Continental Europe is home to four microstates with populations of between 30,000 and 80,000 people: Andorra, on the border between France and Spain; Liechtenstein, nestled between Switzerland and Austria; Monaco, which sits on the French Riviera; and San Marino, which is surrounded by northern Italy.
These states have existed since the medieval period and their tiny size has enabled them to develop and maintain singular constitutional arrangements. They have all developed original solutions to the problems of state architecture, many of which survive today.
All four of these microstates participate in the Council of Europe (Europe’s human rights organisation) and have therefore had to modernise to meet international standards of governance. This includes the independence of the judiciary.

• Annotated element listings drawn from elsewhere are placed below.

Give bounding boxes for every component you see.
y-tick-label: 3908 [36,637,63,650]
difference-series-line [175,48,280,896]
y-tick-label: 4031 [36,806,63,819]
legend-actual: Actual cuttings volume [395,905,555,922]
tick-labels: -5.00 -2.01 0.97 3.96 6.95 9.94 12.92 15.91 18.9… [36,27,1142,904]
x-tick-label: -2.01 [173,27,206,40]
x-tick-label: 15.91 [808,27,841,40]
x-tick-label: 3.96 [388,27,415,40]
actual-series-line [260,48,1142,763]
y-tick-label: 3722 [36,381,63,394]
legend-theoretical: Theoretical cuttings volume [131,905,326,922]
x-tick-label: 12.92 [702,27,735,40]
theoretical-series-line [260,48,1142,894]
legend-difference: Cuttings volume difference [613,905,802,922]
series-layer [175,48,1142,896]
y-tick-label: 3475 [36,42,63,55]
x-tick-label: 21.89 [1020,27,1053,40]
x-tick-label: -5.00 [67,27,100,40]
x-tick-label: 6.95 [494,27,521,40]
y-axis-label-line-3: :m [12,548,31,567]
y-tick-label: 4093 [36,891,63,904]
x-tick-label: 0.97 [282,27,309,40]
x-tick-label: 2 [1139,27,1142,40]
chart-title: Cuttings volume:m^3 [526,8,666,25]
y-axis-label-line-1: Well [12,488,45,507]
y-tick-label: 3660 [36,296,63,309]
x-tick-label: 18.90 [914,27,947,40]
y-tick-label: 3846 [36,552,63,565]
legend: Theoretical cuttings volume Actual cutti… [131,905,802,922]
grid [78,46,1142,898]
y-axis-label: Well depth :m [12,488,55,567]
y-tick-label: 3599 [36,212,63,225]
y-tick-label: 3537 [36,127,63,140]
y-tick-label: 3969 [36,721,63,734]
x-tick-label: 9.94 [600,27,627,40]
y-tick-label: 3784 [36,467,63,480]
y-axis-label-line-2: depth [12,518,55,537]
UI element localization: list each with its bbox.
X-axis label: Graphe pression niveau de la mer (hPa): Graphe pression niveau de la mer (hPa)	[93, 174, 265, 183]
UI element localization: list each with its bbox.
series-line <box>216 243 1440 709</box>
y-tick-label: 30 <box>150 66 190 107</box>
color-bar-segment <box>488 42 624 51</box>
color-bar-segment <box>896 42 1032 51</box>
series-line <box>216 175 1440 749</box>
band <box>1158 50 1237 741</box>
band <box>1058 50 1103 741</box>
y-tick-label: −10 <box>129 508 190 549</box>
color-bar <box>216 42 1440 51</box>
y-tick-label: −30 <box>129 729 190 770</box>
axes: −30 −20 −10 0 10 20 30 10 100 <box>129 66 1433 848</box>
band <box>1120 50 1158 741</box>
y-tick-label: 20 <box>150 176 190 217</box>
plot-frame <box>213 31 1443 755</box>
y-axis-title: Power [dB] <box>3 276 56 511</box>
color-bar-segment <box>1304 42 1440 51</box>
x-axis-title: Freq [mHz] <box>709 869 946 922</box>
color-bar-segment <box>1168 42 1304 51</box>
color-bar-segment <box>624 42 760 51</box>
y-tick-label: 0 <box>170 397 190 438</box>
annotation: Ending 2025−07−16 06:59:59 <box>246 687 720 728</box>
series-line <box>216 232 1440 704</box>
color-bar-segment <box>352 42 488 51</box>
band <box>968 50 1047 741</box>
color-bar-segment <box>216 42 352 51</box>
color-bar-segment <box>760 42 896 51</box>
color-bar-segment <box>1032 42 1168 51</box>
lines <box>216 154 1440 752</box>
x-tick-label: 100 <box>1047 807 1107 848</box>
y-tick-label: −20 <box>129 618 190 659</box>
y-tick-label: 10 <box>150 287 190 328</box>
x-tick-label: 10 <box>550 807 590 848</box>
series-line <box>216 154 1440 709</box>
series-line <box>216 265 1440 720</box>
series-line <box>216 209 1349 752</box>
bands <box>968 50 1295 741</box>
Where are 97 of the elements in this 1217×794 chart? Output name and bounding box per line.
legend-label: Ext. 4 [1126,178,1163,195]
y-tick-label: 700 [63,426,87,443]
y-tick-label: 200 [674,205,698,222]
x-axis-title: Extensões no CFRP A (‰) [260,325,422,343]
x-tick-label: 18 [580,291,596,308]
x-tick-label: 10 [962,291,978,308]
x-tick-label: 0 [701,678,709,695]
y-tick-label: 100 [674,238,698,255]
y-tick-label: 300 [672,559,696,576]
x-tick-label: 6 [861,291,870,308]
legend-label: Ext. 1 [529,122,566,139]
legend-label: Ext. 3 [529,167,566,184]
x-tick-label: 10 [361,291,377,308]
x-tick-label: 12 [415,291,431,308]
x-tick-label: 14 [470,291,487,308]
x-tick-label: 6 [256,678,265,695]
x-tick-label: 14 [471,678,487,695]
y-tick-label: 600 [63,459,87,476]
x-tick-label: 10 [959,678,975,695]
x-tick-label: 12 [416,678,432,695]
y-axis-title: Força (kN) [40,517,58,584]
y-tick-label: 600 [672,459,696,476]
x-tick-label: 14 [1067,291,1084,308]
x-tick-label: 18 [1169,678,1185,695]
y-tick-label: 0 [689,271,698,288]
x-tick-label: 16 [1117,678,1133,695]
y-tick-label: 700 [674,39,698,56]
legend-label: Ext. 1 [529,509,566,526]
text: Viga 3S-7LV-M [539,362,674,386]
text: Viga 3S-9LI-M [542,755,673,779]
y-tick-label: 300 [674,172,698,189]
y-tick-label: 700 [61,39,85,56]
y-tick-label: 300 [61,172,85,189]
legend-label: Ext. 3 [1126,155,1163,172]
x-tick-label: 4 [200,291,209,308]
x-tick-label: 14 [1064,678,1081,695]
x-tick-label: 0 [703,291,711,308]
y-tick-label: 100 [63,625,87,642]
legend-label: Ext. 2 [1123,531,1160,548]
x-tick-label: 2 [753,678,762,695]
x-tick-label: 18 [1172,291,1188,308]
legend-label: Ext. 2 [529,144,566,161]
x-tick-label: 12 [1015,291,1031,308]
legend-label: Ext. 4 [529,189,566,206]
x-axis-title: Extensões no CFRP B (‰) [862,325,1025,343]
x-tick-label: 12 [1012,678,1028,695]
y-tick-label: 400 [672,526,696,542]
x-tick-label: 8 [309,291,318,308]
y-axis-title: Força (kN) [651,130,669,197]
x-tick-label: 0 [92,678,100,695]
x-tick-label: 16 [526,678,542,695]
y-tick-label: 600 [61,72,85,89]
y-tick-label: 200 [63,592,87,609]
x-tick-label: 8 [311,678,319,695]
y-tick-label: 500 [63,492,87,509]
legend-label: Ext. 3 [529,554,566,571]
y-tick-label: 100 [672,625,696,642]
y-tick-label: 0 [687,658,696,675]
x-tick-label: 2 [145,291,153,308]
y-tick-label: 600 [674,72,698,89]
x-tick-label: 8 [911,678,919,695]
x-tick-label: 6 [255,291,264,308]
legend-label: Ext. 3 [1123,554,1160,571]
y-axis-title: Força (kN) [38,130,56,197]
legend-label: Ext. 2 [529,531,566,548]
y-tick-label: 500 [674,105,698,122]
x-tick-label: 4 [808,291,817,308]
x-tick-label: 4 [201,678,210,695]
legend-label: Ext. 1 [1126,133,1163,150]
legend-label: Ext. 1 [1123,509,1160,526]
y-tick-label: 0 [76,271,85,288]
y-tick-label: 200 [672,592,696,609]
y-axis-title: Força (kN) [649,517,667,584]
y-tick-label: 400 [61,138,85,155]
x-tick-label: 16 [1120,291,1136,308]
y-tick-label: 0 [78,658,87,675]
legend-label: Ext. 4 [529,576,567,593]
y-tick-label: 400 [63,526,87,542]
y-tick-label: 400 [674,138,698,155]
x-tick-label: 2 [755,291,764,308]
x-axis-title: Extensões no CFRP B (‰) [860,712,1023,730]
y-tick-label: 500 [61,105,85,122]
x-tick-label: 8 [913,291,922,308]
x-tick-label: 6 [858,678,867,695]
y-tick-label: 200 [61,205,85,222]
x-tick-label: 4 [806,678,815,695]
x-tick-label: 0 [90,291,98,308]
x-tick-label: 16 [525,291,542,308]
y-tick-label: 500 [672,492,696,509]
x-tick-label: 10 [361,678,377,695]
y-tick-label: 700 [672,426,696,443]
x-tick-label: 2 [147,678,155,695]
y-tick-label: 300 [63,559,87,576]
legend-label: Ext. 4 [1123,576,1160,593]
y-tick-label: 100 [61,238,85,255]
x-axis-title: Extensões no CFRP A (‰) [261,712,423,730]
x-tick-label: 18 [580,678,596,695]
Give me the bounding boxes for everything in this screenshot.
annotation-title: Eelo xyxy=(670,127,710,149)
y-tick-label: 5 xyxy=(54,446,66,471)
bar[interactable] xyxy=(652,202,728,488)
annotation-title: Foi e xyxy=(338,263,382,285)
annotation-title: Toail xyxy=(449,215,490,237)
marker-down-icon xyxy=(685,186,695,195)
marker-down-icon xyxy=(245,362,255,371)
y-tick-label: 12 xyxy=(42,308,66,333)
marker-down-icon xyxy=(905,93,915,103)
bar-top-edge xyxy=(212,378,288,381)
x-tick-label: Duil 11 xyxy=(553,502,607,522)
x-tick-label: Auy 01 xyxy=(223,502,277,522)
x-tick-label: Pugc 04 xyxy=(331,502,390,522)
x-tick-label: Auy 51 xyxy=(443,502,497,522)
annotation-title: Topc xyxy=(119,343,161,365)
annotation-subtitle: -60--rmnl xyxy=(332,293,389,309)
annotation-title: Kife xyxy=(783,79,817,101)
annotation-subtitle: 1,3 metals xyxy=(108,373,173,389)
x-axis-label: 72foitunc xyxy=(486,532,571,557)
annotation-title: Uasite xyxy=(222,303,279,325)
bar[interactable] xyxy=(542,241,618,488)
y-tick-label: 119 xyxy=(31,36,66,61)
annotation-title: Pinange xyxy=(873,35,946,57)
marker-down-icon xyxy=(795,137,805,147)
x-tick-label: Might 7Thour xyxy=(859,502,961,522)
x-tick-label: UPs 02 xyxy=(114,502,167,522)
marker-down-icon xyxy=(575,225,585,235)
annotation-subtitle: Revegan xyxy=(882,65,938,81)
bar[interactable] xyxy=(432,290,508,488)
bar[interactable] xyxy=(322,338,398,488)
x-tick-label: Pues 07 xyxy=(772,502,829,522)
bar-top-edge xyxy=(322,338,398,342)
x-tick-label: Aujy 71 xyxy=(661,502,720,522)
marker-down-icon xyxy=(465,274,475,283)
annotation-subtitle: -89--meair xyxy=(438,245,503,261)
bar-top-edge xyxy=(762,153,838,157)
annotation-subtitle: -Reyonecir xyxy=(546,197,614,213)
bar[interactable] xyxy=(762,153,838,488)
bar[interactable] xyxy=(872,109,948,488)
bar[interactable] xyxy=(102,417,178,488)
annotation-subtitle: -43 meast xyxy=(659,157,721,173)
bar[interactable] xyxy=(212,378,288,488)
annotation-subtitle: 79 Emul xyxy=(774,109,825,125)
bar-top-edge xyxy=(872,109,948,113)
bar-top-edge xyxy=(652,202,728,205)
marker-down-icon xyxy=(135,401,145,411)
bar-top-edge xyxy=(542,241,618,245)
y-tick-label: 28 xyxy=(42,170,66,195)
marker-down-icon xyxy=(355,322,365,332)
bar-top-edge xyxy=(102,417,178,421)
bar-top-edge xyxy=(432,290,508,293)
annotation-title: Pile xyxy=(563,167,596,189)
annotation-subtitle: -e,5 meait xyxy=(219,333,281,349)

However, all four have also implemented these reforms without altering their institutional identity. Their commitment to preserving their distinctiveness from other countries prevents wider reform to their institutions. For them, the protection of national tradition and identity is a form of self-preservation rather than a mere expression of ideology.
The distinctiveness of the four microstates lies in the survival of institutional arrangements that can no longer to be found practically anywhere else in the world. In the principalities of Liechtenstein and Monaco, for example, the monarchy still has a central role in the constitution.
Unlike in most European states with a monarchy, in Liechtenstein and Monaco, the royal head of state continues to exercise meaningful power. Andorra and San Marino, meanwhile, operate under a dual head of state arrangement. They effectively have two monarchs.
Institutional arrangements in these principalities has been shaped by their diminutive size, both in terms of territory and population, and their geographical location. And these arrangements have survived since the middle ages because they have become their identity. While national tradition is an ideological debate in other nations, in these, preserving the past is a survival mechanism.
Liechtenstein and Monaco
Liechtenstein and Monaco are constitutional monarchies of the kind that offer substantial power to the royal family. Everything is organised around a prince, who exercises the executive power. Contemporary monarchies in the western legal tradition generally have a ceremonial king or queen but the executive power is held by an elected government. Liechtenstein and Monaco have maintained their historical organisation of government, centred on a very powerful monarch.
Although his powers are not unlimited, in Monaco, the prince is not even accountable to the parliament for the powers he does hold. Liechtenstein’s prince enjoys even more powers, including the right to appoint half of the members of the constitutional court.
However, the prince of Liechtenstein’s sovereign power is held in partnership with the people of Liechtenstein. The institutional architecture is built as to allow a system of checks and balances between the prince and the people.
Since a 2003 constitutional amendment, for example, the people can table a motion of no-confidence in the prince if more than 1,500 citizens are in agreement to do so, which triggers a referendum on confidence in him. The same number of citizens can mount an initiative to abolish the monarchy entirely, should they choose to do so.
Andorra and San Marino
The principality of Andorra should more properly be called co-principality, because of its co-princes arrangement. One of the princes is the bishop of Urgell – from Catalonia – and the other is the president of the French Republic (and previously the French king or emperor). So another Andorran peculiarity is that neither of the princes are Andorran nationals.
Following a 1993 reform that established a fully fledged constitution, neither prince holds sovereign power. Their present constitutional role is almost entirely ceremonial. However, concerns remain over the fact that they are not nationals of the state and that the heads of state are selected neither by the Andorran people nor by their representatives. The historical reason for a foreign head of state is the geographical location of Andorra – wedged between Catalonia and France. Allowing itself to be put under this double sovereignty was a guarantee of survival.
San Marino also has a two-headed state but both leaders, called the Captains Regent, are Sammarinese nationals. They are elected by the Grand and General Council (the Sammarinese legislative body) and their distinctive trait is that they serve only a six-month term of office.
The reason for such a short tenure is that San Marino has a population of just under 34,000 people. Everyone knows everyone else, which is a situation that can be detrimental to the independence of elective offices.
Captains Regent can’t shore up enough power in their short time in office to be able to overthrow the republic. The Captains Regent were first established in 1243, shortly before a number of Italian republics were overthrown by wealthy families. One of the reasons why San Marino has been able to survive is because it has prevented one family from being more powerful than the others for centuries.
Microstates are, therefore, not like Europe’s regular-sized states. They have distinctive institutional architectures – and often for understandable reasons.